UtilitiesDQMaRC#
- overall_quality_fx(avg_prop_good)[source]#
Determines the overall quality level based on the average proportion of ‘good’ data.
- Parameters:
avg_prop_good (float) – The average proportion (percentage) of ‘good’ quality data across all metrics.
- Returns:
A string representing the overall quality level.

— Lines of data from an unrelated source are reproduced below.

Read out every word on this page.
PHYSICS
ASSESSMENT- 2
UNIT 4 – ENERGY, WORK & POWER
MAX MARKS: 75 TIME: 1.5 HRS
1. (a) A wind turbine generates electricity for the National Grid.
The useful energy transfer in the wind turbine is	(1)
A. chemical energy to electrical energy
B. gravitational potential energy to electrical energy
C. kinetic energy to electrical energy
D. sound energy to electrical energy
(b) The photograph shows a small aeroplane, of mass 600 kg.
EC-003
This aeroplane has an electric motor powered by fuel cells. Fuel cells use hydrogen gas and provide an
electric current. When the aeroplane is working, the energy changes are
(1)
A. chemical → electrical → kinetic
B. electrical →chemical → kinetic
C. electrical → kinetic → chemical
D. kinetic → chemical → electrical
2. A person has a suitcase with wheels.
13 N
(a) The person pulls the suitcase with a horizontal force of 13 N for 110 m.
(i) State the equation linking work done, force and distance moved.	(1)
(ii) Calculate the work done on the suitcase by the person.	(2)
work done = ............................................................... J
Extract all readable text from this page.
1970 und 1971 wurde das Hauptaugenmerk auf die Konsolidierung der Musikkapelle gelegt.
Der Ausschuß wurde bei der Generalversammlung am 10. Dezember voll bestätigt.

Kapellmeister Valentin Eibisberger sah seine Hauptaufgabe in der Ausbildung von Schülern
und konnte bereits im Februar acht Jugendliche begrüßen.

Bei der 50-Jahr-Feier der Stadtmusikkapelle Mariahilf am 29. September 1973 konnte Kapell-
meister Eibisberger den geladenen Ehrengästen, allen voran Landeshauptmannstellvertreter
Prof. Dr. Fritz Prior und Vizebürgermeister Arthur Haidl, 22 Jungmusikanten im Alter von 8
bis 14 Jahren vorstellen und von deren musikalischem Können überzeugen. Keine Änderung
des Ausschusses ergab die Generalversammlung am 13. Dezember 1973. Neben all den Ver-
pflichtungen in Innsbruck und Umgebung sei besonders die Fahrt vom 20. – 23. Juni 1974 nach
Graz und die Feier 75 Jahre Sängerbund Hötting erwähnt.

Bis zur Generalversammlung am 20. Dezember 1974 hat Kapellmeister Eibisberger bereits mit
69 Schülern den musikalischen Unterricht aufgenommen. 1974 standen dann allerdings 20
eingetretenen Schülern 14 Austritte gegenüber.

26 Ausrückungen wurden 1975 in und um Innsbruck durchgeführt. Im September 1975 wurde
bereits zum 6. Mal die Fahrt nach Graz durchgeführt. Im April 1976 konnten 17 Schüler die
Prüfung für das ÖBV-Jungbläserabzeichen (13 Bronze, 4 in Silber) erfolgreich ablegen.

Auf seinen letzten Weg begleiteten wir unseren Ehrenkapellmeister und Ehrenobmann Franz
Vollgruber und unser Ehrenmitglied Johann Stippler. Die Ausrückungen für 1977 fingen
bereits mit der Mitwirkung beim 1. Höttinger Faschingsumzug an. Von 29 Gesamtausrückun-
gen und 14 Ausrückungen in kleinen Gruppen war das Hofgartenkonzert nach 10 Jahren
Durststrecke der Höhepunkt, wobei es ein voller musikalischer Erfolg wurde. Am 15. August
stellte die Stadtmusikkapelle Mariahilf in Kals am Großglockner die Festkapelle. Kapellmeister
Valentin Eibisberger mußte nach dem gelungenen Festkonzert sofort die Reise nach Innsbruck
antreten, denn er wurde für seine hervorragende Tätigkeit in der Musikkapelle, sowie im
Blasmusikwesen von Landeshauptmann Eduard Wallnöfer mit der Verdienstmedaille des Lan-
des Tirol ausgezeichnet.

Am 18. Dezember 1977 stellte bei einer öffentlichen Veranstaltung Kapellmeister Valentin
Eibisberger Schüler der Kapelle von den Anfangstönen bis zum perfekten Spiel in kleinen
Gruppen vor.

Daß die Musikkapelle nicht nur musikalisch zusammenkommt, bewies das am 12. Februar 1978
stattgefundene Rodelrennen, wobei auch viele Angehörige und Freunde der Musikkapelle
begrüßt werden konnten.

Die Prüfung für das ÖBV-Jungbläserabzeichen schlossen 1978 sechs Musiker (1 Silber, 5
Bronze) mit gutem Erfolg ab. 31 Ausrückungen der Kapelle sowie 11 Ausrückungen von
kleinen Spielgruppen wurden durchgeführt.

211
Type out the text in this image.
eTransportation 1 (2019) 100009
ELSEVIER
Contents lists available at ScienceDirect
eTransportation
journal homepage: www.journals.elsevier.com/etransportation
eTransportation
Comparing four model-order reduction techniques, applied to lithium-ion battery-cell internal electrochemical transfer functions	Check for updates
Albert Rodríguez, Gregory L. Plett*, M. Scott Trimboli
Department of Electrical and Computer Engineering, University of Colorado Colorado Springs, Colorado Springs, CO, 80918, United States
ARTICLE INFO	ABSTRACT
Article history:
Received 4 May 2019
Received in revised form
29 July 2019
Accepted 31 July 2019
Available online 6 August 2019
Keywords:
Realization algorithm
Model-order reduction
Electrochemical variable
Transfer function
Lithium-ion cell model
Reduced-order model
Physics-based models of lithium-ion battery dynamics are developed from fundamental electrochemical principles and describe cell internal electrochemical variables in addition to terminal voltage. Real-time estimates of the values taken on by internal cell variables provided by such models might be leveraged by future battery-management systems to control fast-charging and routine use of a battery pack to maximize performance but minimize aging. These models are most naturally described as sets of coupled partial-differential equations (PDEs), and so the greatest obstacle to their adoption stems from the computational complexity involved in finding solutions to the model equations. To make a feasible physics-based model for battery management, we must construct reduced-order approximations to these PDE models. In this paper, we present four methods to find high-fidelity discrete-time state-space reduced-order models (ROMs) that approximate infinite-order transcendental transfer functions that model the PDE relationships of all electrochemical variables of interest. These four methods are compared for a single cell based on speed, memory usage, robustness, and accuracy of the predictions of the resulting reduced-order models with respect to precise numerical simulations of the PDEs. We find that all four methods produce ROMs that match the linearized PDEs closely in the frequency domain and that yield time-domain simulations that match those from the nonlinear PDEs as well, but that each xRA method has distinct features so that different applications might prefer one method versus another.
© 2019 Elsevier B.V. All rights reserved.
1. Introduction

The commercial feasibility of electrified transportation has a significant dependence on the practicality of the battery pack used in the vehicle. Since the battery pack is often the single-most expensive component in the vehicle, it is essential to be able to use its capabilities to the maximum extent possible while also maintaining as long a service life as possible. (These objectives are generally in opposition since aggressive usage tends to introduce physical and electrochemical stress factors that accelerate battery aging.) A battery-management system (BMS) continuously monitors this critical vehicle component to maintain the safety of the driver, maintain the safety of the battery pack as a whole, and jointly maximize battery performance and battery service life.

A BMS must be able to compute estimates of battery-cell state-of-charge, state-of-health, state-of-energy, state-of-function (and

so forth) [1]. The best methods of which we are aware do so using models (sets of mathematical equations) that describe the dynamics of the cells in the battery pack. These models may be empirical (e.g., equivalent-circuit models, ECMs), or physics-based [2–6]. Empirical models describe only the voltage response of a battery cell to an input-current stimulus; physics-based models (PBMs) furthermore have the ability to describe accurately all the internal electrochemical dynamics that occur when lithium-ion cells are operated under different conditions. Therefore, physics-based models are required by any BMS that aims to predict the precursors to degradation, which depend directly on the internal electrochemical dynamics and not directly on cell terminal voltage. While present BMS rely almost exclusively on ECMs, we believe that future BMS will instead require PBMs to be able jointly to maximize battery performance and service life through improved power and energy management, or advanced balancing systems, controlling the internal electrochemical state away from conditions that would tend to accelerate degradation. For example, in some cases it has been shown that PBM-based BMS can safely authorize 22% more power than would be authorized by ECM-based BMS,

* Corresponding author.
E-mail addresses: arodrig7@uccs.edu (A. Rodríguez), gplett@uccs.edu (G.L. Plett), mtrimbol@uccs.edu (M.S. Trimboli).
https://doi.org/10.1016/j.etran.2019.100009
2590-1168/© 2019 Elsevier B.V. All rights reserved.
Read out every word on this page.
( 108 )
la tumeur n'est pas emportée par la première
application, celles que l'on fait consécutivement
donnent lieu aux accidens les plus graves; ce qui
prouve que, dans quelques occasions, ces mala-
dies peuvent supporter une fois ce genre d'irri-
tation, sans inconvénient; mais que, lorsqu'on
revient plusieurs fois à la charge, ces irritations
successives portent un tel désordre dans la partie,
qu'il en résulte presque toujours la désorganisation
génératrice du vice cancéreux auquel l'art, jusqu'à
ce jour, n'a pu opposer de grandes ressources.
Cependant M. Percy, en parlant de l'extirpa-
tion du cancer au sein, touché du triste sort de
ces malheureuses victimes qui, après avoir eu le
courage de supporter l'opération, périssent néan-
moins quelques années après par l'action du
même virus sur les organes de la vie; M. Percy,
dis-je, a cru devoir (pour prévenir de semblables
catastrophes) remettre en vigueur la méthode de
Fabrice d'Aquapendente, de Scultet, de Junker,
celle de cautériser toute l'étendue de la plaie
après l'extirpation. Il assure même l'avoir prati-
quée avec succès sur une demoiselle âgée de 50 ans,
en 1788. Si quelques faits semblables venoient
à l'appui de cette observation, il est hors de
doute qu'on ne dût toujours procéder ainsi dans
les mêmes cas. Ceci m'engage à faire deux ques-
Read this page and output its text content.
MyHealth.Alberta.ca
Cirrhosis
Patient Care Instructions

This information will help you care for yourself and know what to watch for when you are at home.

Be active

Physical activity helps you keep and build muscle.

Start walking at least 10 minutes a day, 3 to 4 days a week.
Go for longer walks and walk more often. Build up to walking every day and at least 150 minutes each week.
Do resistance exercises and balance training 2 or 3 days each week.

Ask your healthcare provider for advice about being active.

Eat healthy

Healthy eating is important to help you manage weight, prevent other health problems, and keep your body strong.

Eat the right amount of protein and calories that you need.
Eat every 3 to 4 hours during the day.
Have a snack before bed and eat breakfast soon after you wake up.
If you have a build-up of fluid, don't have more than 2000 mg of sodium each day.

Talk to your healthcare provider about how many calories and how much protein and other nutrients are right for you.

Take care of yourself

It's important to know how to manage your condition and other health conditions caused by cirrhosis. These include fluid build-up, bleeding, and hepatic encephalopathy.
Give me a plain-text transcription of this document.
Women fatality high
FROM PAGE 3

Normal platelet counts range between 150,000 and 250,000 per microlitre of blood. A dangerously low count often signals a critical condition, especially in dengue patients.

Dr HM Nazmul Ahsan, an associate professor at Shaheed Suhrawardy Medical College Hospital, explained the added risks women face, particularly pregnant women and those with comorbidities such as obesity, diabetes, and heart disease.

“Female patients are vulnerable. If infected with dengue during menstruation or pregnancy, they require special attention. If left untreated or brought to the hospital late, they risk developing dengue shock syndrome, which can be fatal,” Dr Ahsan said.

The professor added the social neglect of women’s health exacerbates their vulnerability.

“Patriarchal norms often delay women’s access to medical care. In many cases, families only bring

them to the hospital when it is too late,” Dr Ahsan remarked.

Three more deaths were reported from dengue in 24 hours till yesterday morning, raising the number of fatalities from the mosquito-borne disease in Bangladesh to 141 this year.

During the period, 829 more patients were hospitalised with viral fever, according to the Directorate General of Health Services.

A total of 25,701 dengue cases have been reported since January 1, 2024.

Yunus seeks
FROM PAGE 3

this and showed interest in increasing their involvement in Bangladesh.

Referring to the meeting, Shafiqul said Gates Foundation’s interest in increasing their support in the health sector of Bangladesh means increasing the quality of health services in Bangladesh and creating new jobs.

Possible values are “Outstanding”, “Good”, “Requires Improvement”, or “Inadequate” with corresponding colours for background and text.
- Return type:
str
- class DonutChartGenerator(data)[source]#
Bases:
object
A class for generating donut charts to visualise data quality metrics.
- data#
The data containing quality metrics to be visualised.
- Type:
pandas.DataFrame
- class BarPlotGenerator(data, chosen_metric)[source]#
Bases:
object
A class for generating bar plots to visualise data quality metrics for a chosen metric.
- data#
The data containing quality metrics to be visualised.
- Type:
pandas.DataFrame
- chosen_metric#
The metric for which to generate the bar plot.
- Type:
str
- class MetricCalculator(data)[source]#
Bases:
object
A class designed to calculate and compile data quality metrics from a provided dataset.
- data#
The input dataset containing various quality metrics and fields.
- Type:
pandas.DataFrame
- result#
A DataFrame initialised to store the calculated metrics, including counts and proportions of good, bad, and N/A data.
- Type:
pandas.DataFrame
- col_bad(row)[source]#
Assigns a color code to a data quality metric indicating a “bad” quality status.
- Parameters:
row (pandas.Series) – A row from a DataFrame, expected to contain a ‘Metric’ column specifying the data quality metric.
- Returns:
A hexadecimal color code associated with the “bad” quality status of the specified metric.
- Return type:
str
Notes
The function maps different data quality metrics to specific color codes, enhancing visual distinction in graphical representations.
- col_good(row)[source]#
Assigns a color code to a data quality metric indicating a “good” quality status.
- Parameters:
row (pandas.Series) – A row from a DataFrame, expected to contain a ‘Metric’ column specifying the data quality metric.
- Returns:
A hexadecimal color code associated with the “good” quality status of the specified metric.
- Return type:
str
Notes
Similar to col_bad, this function provides a way to visually differentiate between various data quality metrics in graphical representations by mapping them to specific color codes for “good” quality status.